Metáforas ciudadanas y patriotismo constitucional

Considera el autor que el concepto de patriotismo constitucional puede ser muy fértil en la España y la Euskadi actuales.

Hace unos días, el profesor Francisco Llera publicó en la edición vasca de este periódico [12 de abril] una inteligente columna con el título Zumárraga en territorio Udalbiltza en la que comenzaba diciendo: 'Si Ermua era la metáfora de la Euskadi autonomista, Zumárraga lo es de la Euskadi mestiza en la que nacionalistas moderados y socialistas autonomistas mantenían hasta hace muy poco el equilibrio político necesario para la convivencia comunitaria'.

'A la Unión Europea seguro que le interesa que el parque temático del terrorismo antropológico no traspase los Pirineos'

Sabemos que en Zumárraga, como recuerda Llera, los ediles socialistas no han soportado la presión 'totalitaria' y, dice nuestro amigo, 'han tenido que pasar a la clandestinidad en una sociedad democrática (?)'. La explicación que aporta el politicólogo a esta paradoja consiste en que Zumárraga es un territorio Udalbiltza, que agrupa al 80% de los ayuntamientos de Euskadi que tienen menos de diez mil habitantes, teniendo en cuenta que Udalbiltza es algo más que la asociación de los municipios nacionalistas de las provincias vascas, Navarra y los territorios vascofranceses de los Pirineos Atlánticos: 'Es, además, un instrumento de acción política del nacionalismo más radical con vistas a la construcción de una comunidad etnocéntrica' y 'su activación y materialización a partir de 1998 ha sido posible por la comunión de fines-principios de todas las versiones del nacionalismo, aquejadas de una grave neurosis colectiva fundacional'.

Aunque hablar de 'nacionalismo moderado' tras el pacto de gobierno entre el PNV y EH en la pasada legislatura es un oxímoron de parecida función retórica que mencionar a una virgen preñada, cosa distinta es la difícil existencia pública de los demócratas, y no obstante nacionalistas, que con razón podemos llamar ilustrados. Éstos vienen sufriendo actualmente la reprobación oficial de la dirección de su partido, que conlleva la condena más o menos explícita a las tinieblas exteriores de la organización nacionalista y que me parece el prólogo de la persecución que sufrieron los nacionalistas conservadores alemanes por los nacionalsocialistas en el poder durante el Tercer Reich, que minuciosamente narra Ian Kershaw en su recién publicada biografía Hitler. 1936-1945.

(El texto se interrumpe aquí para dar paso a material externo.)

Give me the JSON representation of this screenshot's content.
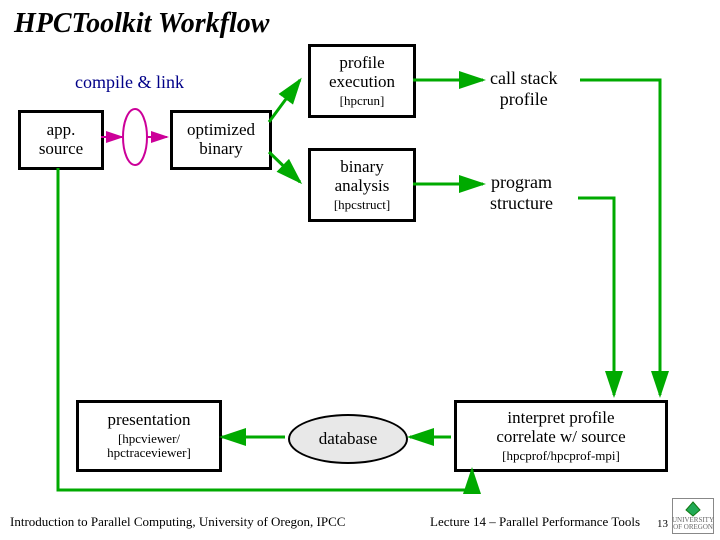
{
  "title": "HPCToolkit Workflow",
  "labels": {
    "compile": "compile & link",
    "callstack": "call stack\nprofile",
    "progstruct": "program\nstructure"
  },
  "nodes": {
    "appsource": "app.\nsource",
    "optbinary": "optimized\nbinary",
    "profexec": "profile\nexecution",
    "profexec_sub": "[hpcrun]",
    "binanal": "binary\nanalysis",
    "binanal_sub": "[hpcstruct]",
    "presentation": "presentation",
    "presentation_sub": "[hpcviewer/\nhpctraceviewer]",
    "database": "database",
    "interp": "interpret profile\ncorrelate w/ source",
    "interp_sub": "[hpcprof/hpcprof-mpi]"
  },
  "footer": {
    "left": "Introduction to Parallel Computing, University of Oregon, IPCC",
    "right": "Lecture 14 – Parallel Performance Tools",
    "page": "13",
    "logo": "UNIVERSITY\nOF OREGON"
  }
}
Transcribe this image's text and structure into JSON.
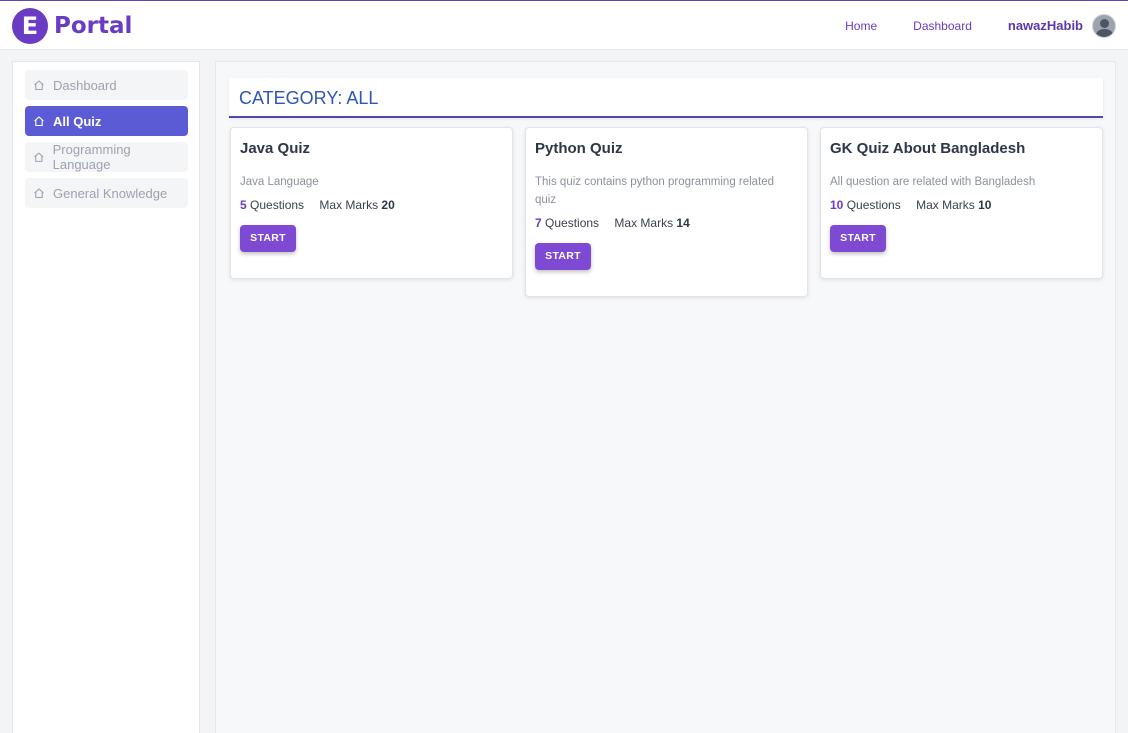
{
  "navbar": {
    "logo_letter": "E",
    "brand": "Portal",
    "links": [
      "Home",
      "Dashboard"
    ],
    "username": "nawazHabib"
  },
  "sidebar": {
    "items": [
      {
        "label": "Dashboard",
        "icon": "home-icon",
        "active": false
      },
      {
        "label": "All Quiz",
        "icon": "home-icon",
        "active": true
      },
      {
        "label": "Programming Language",
        "icon": "home-icon",
        "active": false
      },
      {
        "label": "General Knowledge",
        "icon": "home-icon",
        "active": false
      }
    ]
  },
  "main": {
    "category_title": "CATEGORY: ALL",
    "quizzes": [
      {
        "title": "Java Quiz",
        "description": "Java Language",
        "questions": "5",
        "questions_label": "Questions",
        "marks_label": "Max Marks",
        "max_marks": "20",
        "button": "START"
      },
      {
        "title": "Python Quiz",
        "description": "This quiz contains python programming related quiz",
        "questions": "7",
        "questions_label": "Questions",
        "marks_label": "Max Marks",
        "max_marks": "14",
        "button": "START"
      },
      {
        "title": "GK Quiz About Bangladesh",
        "description": "All question are related with Bangladesh",
        "questions": "10",
        "questions_label": "Questions",
        "marks_label": "Max Marks",
        "max_marks": "10",
        "button": "START"
      }
    ]
  },
  "colors": {
    "brand": "#6a3cc4",
    "active_sidebar": "#5b5bd6",
    "start_button": "#7e4ad4",
    "category_title": "#2f55b8"
  }
}
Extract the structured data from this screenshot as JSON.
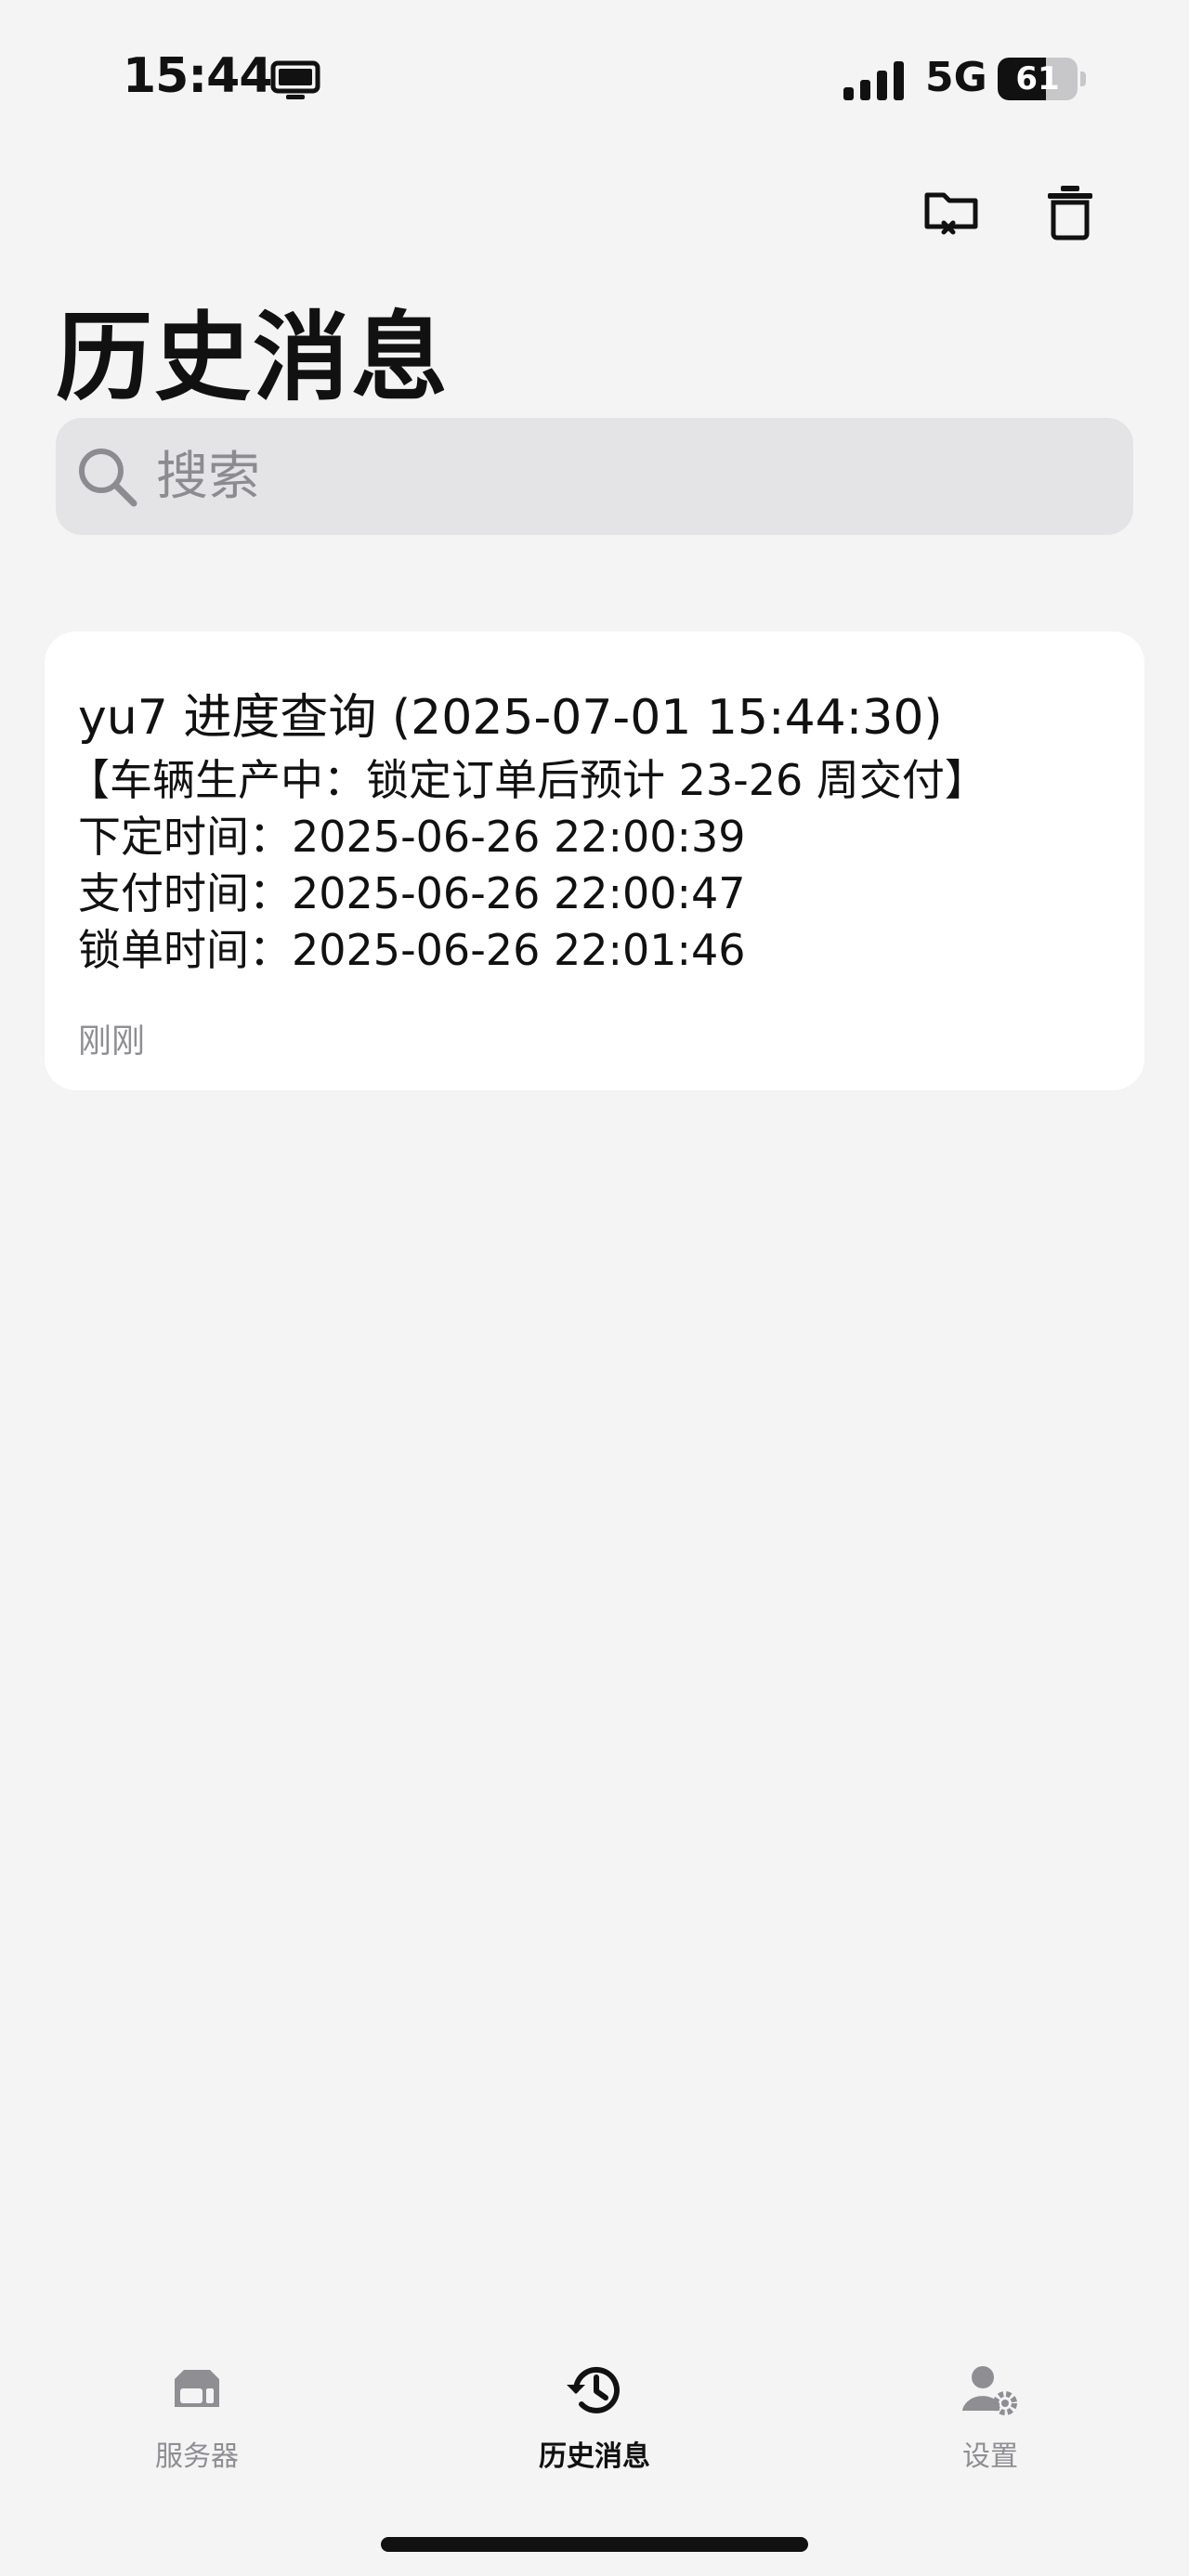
{
  "status_bar": {
    "time": "15:44",
    "network": "5G",
    "battery_level": "61",
    "battery_fraction": 0.61,
    "icons": [
      "screen-mirror-icon",
      "signal-icon",
      "battery-icon"
    ]
  },
  "toolbar": {
    "icons": [
      "folder-clear-icon",
      "trash-icon"
    ]
  },
  "page": {
    "title": "历史消息"
  },
  "search": {
    "placeholder": "搜索",
    "value": ""
  },
  "messages": [
    {
      "title": "yu7 进度查询 (2025-07-01 15:44:30)",
      "lines": [
        "【车辆生产中：锁定订单后预计 23-26 周交付】",
        "下定时间：2025-06-26 22:00:39",
        "支付时间：2025-06-26 22:00:47",
        "锁单时间：2025-06-26 22:01:46"
      ],
      "time": "刚刚"
    }
  ],
  "tabs": [
    {
      "label": "服务器",
      "icon": "server-icon",
      "active": false
    },
    {
      "label": "历史消息",
      "icon": "history-icon",
      "active": true
    },
    {
      "label": "设置",
      "icon": "settings-user-icon",
      "active": false
    }
  ],
  "colors": {
    "background": "#f4f4f5",
    "card": "#ffffff",
    "search_bg": "#e4e4e6",
    "inactive": "#8e8e93",
    "active": "#111111"
  }
}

Entre los mencionados genéricamente como nacionalistas ilustrados, Joseba Arregi publicó en febrero de este año un profundo artículo titulado Identidad vasca y diálogo en el que, tras señalar que la 'preocupación por la identidad vasca pretende (...) la reagrupación de una mayoría social en defensa de la identidad vasca (...), afirmando que tanto el nacionalismo como el euskera están sometidos a una persecución feroz por parte de quienes niegan la identidad vasca', añade: 'Identificar la identidad vasca con una forma concreta de promoción del euskera y de plantear la cultura vasca desde una perspectiva empresarial, igualar identidad vasca y nacionalismo y una determinada forma de entender el nacionalismo y determinadas apuestas del nacionalismo, implican negar diálogo -sobre el tema fundamental, la manera de entender la sociedad vasca, la misma identidad vasca-, y optar por una concepción tautológica y autista de la identidad; y la consecuencia de esta opción es tener que apostar por una definición hegemónica y monista, no plural de la sociedad vasca'.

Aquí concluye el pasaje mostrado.